Doing the same in the trade arena is now becoming urgent, as there are risks that negotiations in the WTO could constrain, rather than accelerate, the transition to more responsible practices. From agriculture through to public procurement, the CSR dimension of the WTO agenda is broad and complex. Special concerns have been raised over the push from European and US lobbies to extend the liberalisation of services, without corresponding attention either on standards to guarantee access to essential services (notably water) or on measures to ensure that market opening does not simply lead to greater concentration among a small number of already dominant Western companies.

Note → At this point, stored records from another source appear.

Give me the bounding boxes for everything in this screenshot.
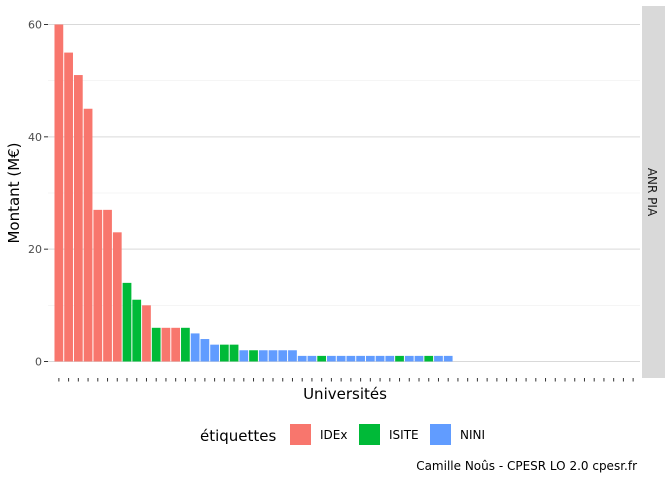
bar-nini (210, 344, 219, 362)
bar-idex (161, 327, 171, 362)
bar-isite (151, 327, 161, 362)
bar-nini (336, 355, 346, 362)
bar-idex (171, 327, 181, 362)
bar-nini (414, 355, 424, 362)
bar-idex (142, 305, 151, 362)
facet-strip: ANR PIA (642, 6, 665, 378)
bar-nini (327, 355, 336, 362)
bar-nini (404, 355, 414, 362)
bar-isite (249, 350, 258, 362)
bar-nini (443, 355, 453, 362)
x-axis-ticks (58, 378, 634, 382)
bar-nini (375, 355, 385, 362)
bar-nini (268, 350, 278, 362)
y-axis: 0 20 40 60 (28, 19, 48, 369)
bar-isite (132, 299, 142, 362)
bar-nini (200, 339, 210, 362)
legend-items: IDEx ISITE NINI (290, 424, 485, 445)
bar-nini (288, 350, 297, 362)
bar-idex (103, 209, 112, 362)
y-tick-label: 0 (35, 356, 42, 369)
legend-key-idex (290, 424, 311, 445)
legend-key-isite (359, 424, 380, 445)
legend-label-nini: NINI (460, 428, 485, 442)
bar-isite (219, 344, 229, 362)
bar-isite (181, 327, 190, 362)
facet-strip-background (642, 6, 665, 378)
bar-nini (258, 350, 268, 362)
bars-group (54, 24, 453, 362)
legend-label-idex: IDEx (320, 428, 347, 442)
bar-isite (424, 355, 434, 362)
bar-isite (395, 355, 404, 362)
bar-isite (317, 355, 327, 362)
bar-nini (190, 333, 200, 362)
bar-idex (54, 24, 64, 362)
bar-idex (64, 52, 73, 362)
bar-nini (239, 350, 249, 362)
bar-nini (278, 350, 288, 362)
legend: étiquettes IDEx ISITE NINI (200, 424, 485, 445)
bar-isite (122, 282, 132, 362)
legend-label-isite: ISITE (389, 428, 419, 442)
x-axis-title: Universités (303, 385, 387, 403)
legend-key-nini (430, 424, 451, 445)
bar-isite (229, 344, 239, 362)
legend-title: étiquettes (200, 427, 277, 445)
bar-nini (385, 355, 395, 362)
y-tick-label: 60 (28, 19, 42, 32)
bar-nini (307, 355, 317, 362)
y-tick-label: 20 (28, 243, 42, 256)
bar-idex (112, 232, 122, 362)
bar-idex (93, 209, 103, 362)
bar-nini (356, 355, 365, 362)
bar-nini (365, 355, 375, 362)
bar-idex (83, 108, 93, 362)
y-tick-label: 40 (28, 131, 42, 144)
bar-idex (73, 75, 83, 362)
bar-nini (434, 355, 443, 362)
caption: Camille Noûs - CPESR LO 2.0 cpesr.fr (416, 459, 637, 473)
facet-strip-label: ANR PIA (645, 168, 659, 217)
bar-nini (297, 355, 307, 362)
y-axis-title: Montant (M€) (5, 142, 23, 243)
bar-nini (346, 355, 356, 362)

But it is the insistence of both European business groups and the EU on a WTO agreement on global investment rules that ultimately led to failure at Cancun. Many agree there is a pressing need for such rules, but it is by no means clear that the WTO is the appropriate forum to negotiate such an agreement. Furthermore, these pressures to promote investor rights have once again not been integrated with parallel measures to ensure investor responsibilities.This is particularly sensitive territory given the debacle of the OECD’s failed attempt in 1998 to negotiate a multilateral agreement on investment.

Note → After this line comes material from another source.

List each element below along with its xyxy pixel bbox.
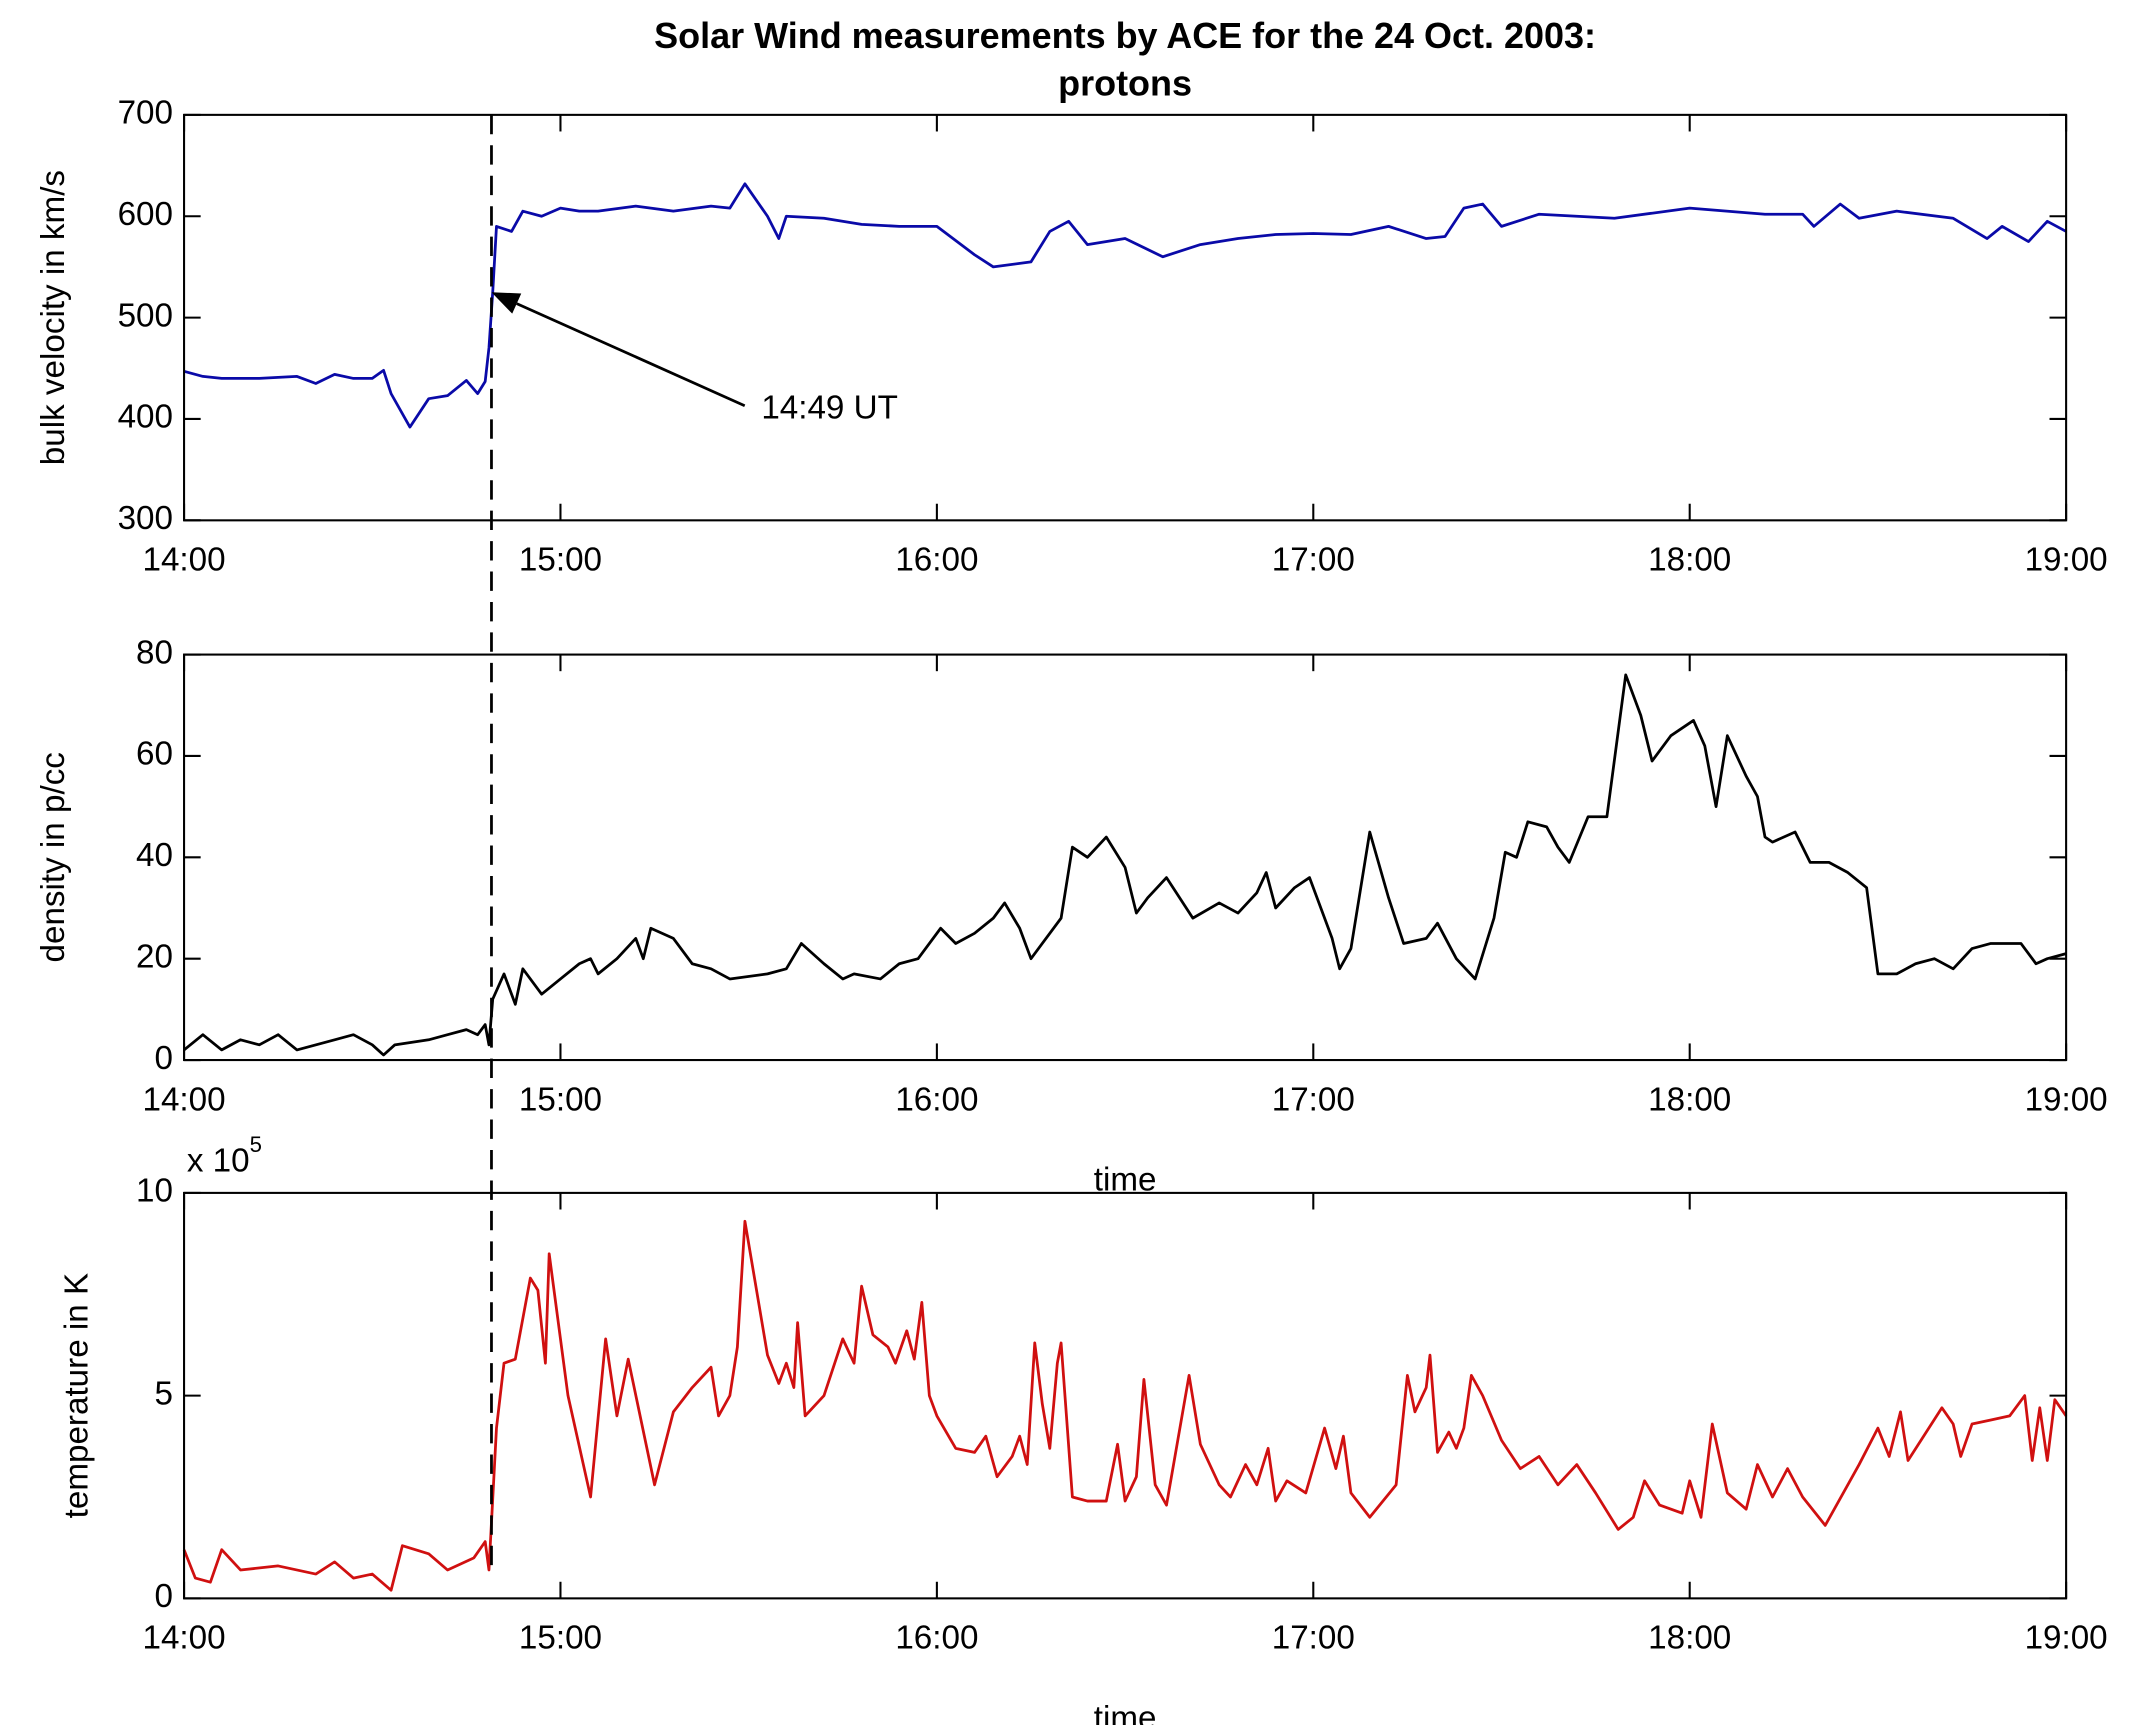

In the wake of the bad blood on show in Cancun, the imperative is to rebalance the trade negotiations so that liberalisation is both sustainable and responsible. Dropping investment, competition, procurement and trade facilitation to focus purely on trade in goods and services would be an obvious first step.

Alongside this, the promotion of human rights and environmental sustainability could be included as core objectives of the overall trade round, as well as any subsidiary agreements. These high-level commitments could then be fleshed out in binding side-agreements, most sensibly via links to the UN Commission on Human Rights’ recent publication of draft norms on the responsibilities of transnational corporations.

The European Union’s sustainability impact assessment process could also help to identify ‘flanking measures’ needed to address the social and environmental dimensions of the current round.

The inevitable delay in negotiations following Cancun also offers the SRI community an opportunity to support this positive agenda for trade. A good starting point would be to engage with corporate responsibility leaders and assess the consistency between their internal strategies and the approaches being taken by their business associations in the trade talks on their behalf. Joining up trade policy with CSR is no longer an optional, voluntary extra – without it, the future of the world trade system is in doubt.

Nick Robins is head of SRI research at Henderson Global Investors in London.